DISCLAIMER - Harry Potter is not mine. However much I wish it was *sob*

A/N - Greetings, dear readers :) i've always wanted to say that! But anyway, wihtout further ado, Here is yet another oneshot. This is a different take on the Teddy/Victoire/Dominique triangle that seems to be floating around fanfiction...not sure how JK feels about that :P Personally I think that Teddy and Victoire would have got together with very little fuss, but this as been bugging me for a couple of days, and now it can bug you! enjoy:

She likes the dark.

It's so different to her, you see. So utterly opposite to everything she appears. She is light, bright, blonde and sparkling, superficially beautiful and never ever complex or conflicted. Dark is deep and difficult and confusing, effortlessly seductive and soft against her mind.

She sits here every night now, watching the waves crash on the pebbled beach. The sound is so much louder at night, sliding along the silken sky and brushing against her ears, like the bitter thoughts which slip into her mind like sand through her fingers. Traitorous whispers, ideas which make her feel bad, mean, spiteful – and yet a part of her revels in the self-pity and encourages the thoughts.

It's not common, her situation. How many girls an say that their fiancé left them for their older sister? And that their family wholeheartedly supports the pair, and is quite willing to forget that she was ever in love with him at all? She still can't quite believe it. But in a strange way, the dark makes it less awful, more acceptable. It allows her to sit and tell the hollow coves and empty beaches just how she feels without a shadow of judgement. The cool breeze whistles against her skin, twisting and winding around her slim shoulders as a scarf, and she speaks in a queer, tremulous voice.

"I suppose I should hate her, really. But I expected it too much for that. I'm angry, but mostly at myself for letting it go on for so long. The best word is bitter – that's how I feel. Like they've taken everything good and wonderful in the world and twisted into something wrong and ugly, without a thought for me. They've even sullied my memories with their sneaking around; made everything I once had infinitely less sweet. I don't even know what was real."

She falls silent, her thin voice snatched away by the wind as it flees her, leaving her hunched against the rocks.

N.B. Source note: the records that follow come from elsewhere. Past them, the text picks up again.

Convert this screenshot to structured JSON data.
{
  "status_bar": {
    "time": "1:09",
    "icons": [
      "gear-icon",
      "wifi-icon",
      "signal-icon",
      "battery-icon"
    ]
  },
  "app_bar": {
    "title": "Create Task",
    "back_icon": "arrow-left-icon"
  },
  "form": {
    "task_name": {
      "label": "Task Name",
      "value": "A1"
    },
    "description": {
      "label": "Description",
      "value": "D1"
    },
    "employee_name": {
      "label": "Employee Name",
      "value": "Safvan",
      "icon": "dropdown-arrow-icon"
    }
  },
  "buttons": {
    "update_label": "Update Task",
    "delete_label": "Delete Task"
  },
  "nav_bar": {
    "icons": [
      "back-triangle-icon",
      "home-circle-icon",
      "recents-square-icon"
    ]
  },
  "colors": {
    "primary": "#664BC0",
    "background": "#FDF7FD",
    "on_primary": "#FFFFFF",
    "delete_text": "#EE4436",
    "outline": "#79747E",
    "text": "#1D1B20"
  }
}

"She was always prettier than me anyway. Always the favoured child, better at Quidditch, schoolwork, cooking. Everything. She was brilliant at everything that I failed at, and better at everything that I was good at. All I excelled at was being in love – and she's taken that too"

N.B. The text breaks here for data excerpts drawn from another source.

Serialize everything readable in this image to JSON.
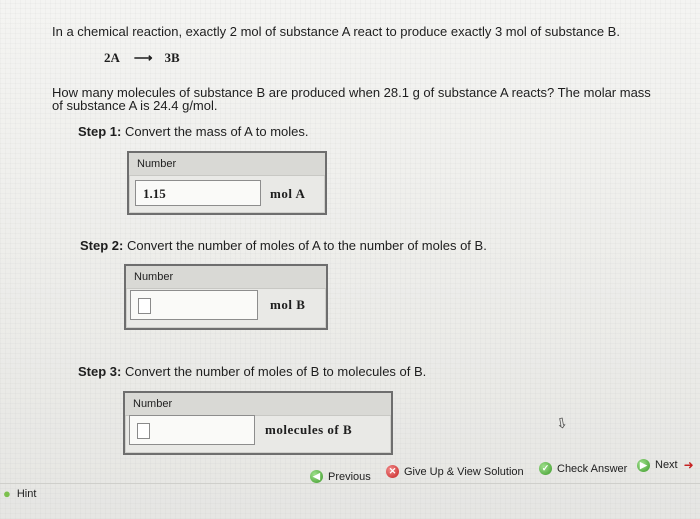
{
  "problem": {
    "intro": "In a chemical reaction, exactly 2 mol of substance A react to produce exactly 3 mol of substance B.",
    "equation_left": "2A",
    "equation_arrow": "⟶",
    "equation_right": "3B",
    "question_line1": "How many molecules of substance B are produced when 28.1 g of substance A reacts? The molar mass",
    "question_line2": "of substance A is 24.4 g/mol."
  },
  "steps": [
    {
      "label": "Step 1:",
      "text": " Convert the mass of A to moles.",
      "field_label": "Number",
      "value": "1.15",
      "unit": "mol  A"
    },
    {
      "label": "Step 2:",
      "text": " Convert the number of moles of A to the number of moles of B.",
      "field_label": "Number",
      "value": "",
      "unit": "mol  B"
    },
    {
      "label": "Step 3:",
      "text": " Convert the number of moles of B to molecules of B.",
      "field_label": "Number",
      "value": "",
      "unit": "molecules  of  B"
    }
  ],
  "nav": {
    "previous": "Previous",
    "give_up": "Give Up & View Solution",
    "check": "Check Answer",
    "next": "Next",
    "hint": "Hint"
  },
  "icons": {
    "previous": "green-circle-arrow-icon",
    "give_up": "red-x-icon",
    "check": "green-check-icon",
    "next": "green-circle-arrow-icon",
    "hint": "lightbulb-icon"
  },
  "colors": {
    "green": "#3d9a2a",
    "red": "#c62323"
  }
}
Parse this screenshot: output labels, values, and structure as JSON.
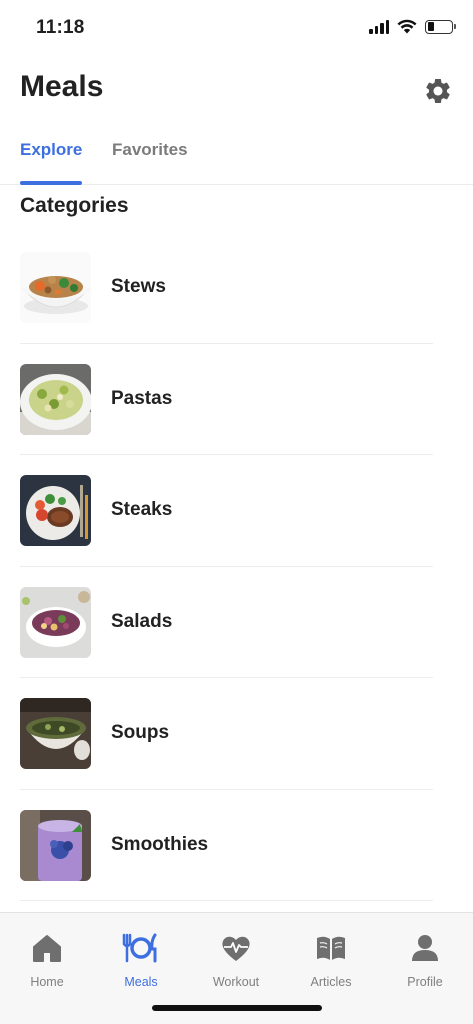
{
  "status_bar": {
    "time": "11:18"
  },
  "header": {
    "title": "Meals",
    "settings_icon": "gear-icon"
  },
  "tabs": [
    {
      "label": "Explore",
      "active": true
    },
    {
      "label": "Favorites",
      "active": false
    }
  ],
  "section": {
    "title": "Categories"
  },
  "categories": [
    {
      "label": "Stews",
      "image": "stew-bowl-image"
    },
    {
      "label": "Pastas",
      "image": "pasta-plate-image"
    },
    {
      "label": "Steaks",
      "image": "steak-plate-image"
    },
    {
      "label": "Salads",
      "image": "salad-bowl-image"
    },
    {
      "label": "Soups",
      "image": "soup-bowl-image"
    },
    {
      "label": "Smoothies",
      "image": "smoothie-glass-image"
    }
  ],
  "tab_bar": {
    "items": [
      {
        "label": "Home",
        "icon": "home-icon",
        "active": false
      },
      {
        "label": "Meals",
        "icon": "meals-icon",
        "active": true
      },
      {
        "label": "Workout",
        "icon": "heart-pulse-icon",
        "active": false
      },
      {
        "label": "Articles",
        "icon": "book-icon",
        "active": false
      },
      {
        "label": "Profile",
        "icon": "person-icon",
        "active": false
      }
    ]
  },
  "colors": {
    "accent": "#3d6fe0",
    "inactive": "#7f7f7f",
    "text": "#222222"
  }
}
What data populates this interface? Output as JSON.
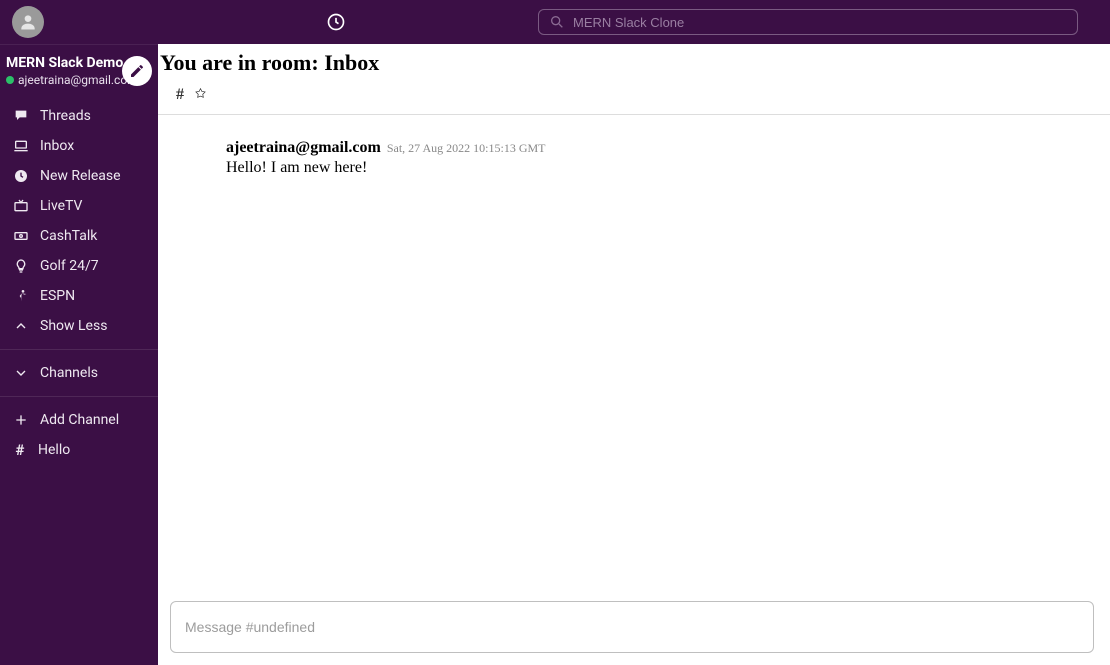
{
  "search_placeholder": "MERN Slack Clone",
  "workspace": {
    "title": "MERN Slack Demo",
    "user_email": "ajeetraina@gmail.com"
  },
  "sidebar": {
    "items": [
      {
        "label": "Threads",
        "icon": "thread"
      },
      {
        "label": "Inbox",
        "icon": "laptop"
      },
      {
        "label": "New Release",
        "icon": "clock-fill"
      },
      {
        "label": "LiveTV",
        "icon": "tv"
      },
      {
        "label": "CashTalk",
        "icon": "cash"
      },
      {
        "label": "Golf 24/7",
        "icon": "bulb"
      },
      {
        "label": "ESPN",
        "icon": "run"
      }
    ],
    "show_less": "Show Less",
    "channels_label": "Channels",
    "add_channel": "Add Channel",
    "channel_list": [
      {
        "label": "Hello"
      }
    ]
  },
  "room": {
    "title_prefix": "You are in room: ",
    "name": "Inbox",
    "hash": "#"
  },
  "messages": [
    {
      "user": "ajeetraina@gmail.com",
      "timestamp": "Sat, 27 Aug 2022 10:15:13 GMT",
      "text": "Hello! I am new here!"
    }
  ],
  "composer": {
    "placeholder": "Message #undefined"
  }
}
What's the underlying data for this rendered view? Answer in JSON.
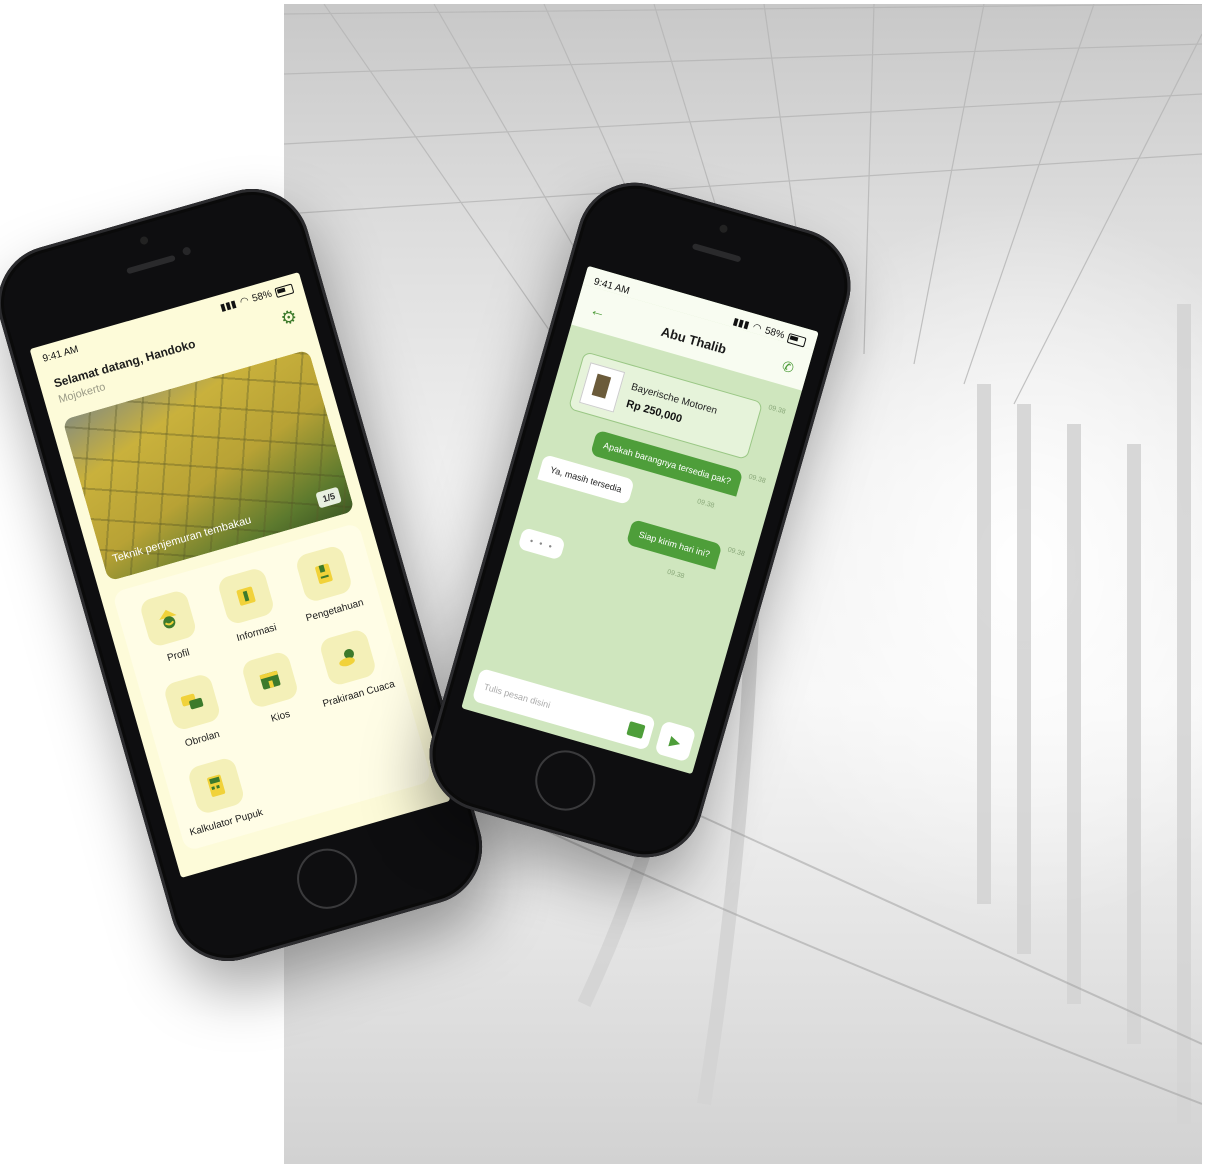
{
  "home": {
    "status": {
      "time": "9:41 AM",
      "battery": "58%"
    },
    "greeting": "Selamat datang, Handoko",
    "location": "Mojokerto",
    "banner": {
      "caption": "Teknik penjemuran tembakau",
      "pager": "1/5"
    },
    "menu": [
      {
        "label": "Profil",
        "icon": "user-helmet-icon"
      },
      {
        "label": "Informasi",
        "icon": "info-icon"
      },
      {
        "label": "Pengetahuan",
        "icon": "book-icon"
      },
      {
        "label": "Obrolan",
        "icon": "chat-icon"
      },
      {
        "label": "Kios",
        "icon": "store-icon"
      },
      {
        "label": "Prakiraan Cuaca",
        "icon": "weather-icon"
      },
      {
        "label": "Kalkulator Pupuk",
        "icon": "calculator-icon"
      }
    ]
  },
  "chat": {
    "status": {
      "time": "9:41 AM",
      "battery": "58%"
    },
    "contact": "Abu Thalib",
    "product": {
      "name": "Bayerische Motoren",
      "price": "Rp 250,000",
      "time": "09.38"
    },
    "messages": [
      {
        "from": "me",
        "text": "Apakah barangnya tersedia pak?",
        "time": "09.38"
      },
      {
        "from": "them",
        "text": "Ya, masih tersedia",
        "time": "09.38"
      },
      {
        "from": "me",
        "text": "Siap kirim hari ini?",
        "time": "09.38"
      }
    ],
    "typing": "• • •",
    "typing_time": "09.38",
    "composer_placeholder": "Tulis pesan disini"
  },
  "colors": {
    "accent": "#4e9e3a",
    "home_bg": "#fdfbd9",
    "chat_bg": "#cfe6be",
    "icon_yellow": "#f1d23a"
  }
}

She glances back up at the little house, at the happy lights dancing in the small windows. Her blue eyes shine, starlight reflecting off unshed tears that now begin to dribble down her cheeks. Her face twists as if in pain and a sob catches in her throat, wavering tentatively like a candle flame in a draught. They're up in the house at the moment, still explaining their 'great love' to anyone who will listen, painting themselves as star-crossed lovers who overcame all the obstacles. The real story is far less romantic, far more ugly and cruel.

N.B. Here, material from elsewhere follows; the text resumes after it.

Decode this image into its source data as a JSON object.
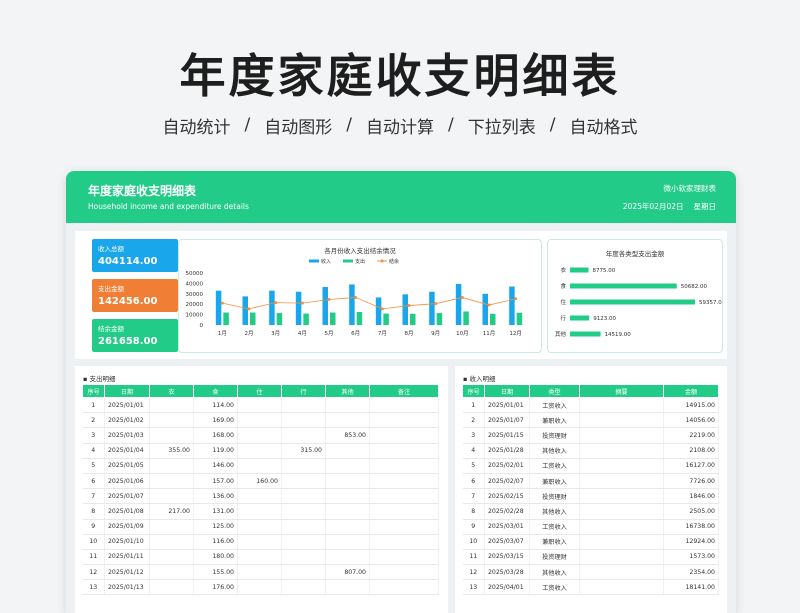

And yet no matter what they've done she will have to traverse their firelit gathering of warmth and happiness and laughter on her way to her cold, bland room and her plain, narrow bed. The sob turns into a bitter laugh, snarled by the wind into a mocking echo of her own past happiness. What a metaphor for the situation, she thinks, wrapping her thin grey cloak around her in an attempt to stave off the cold daggers that stab at her skin. Her life seems to be in shades of grey now, even as theirs grows more colourful and more flamboyant. Grey sea, grey sky, grey cloak, grey room, grey eyes. He took all the colours when he left.

He was perfect to her. But he is perfect for her sister, she realises with an awful pang of pain. But he still is perfect to her – that's the problem. So she stays there in the dark, steadfastly staring away from the lights. It's safer that way. Because when you get close to a sun like Teddy, you get burnt if you don't shine just as bright. And Victoire was always the shining one – Dominique was more likely to glow.

Perhaps the pain will fade with time, she comforts herself as the wind grows stronger, buffeting her freezing skin and threatening to make her stumble. But until then, I can always escape to the dark.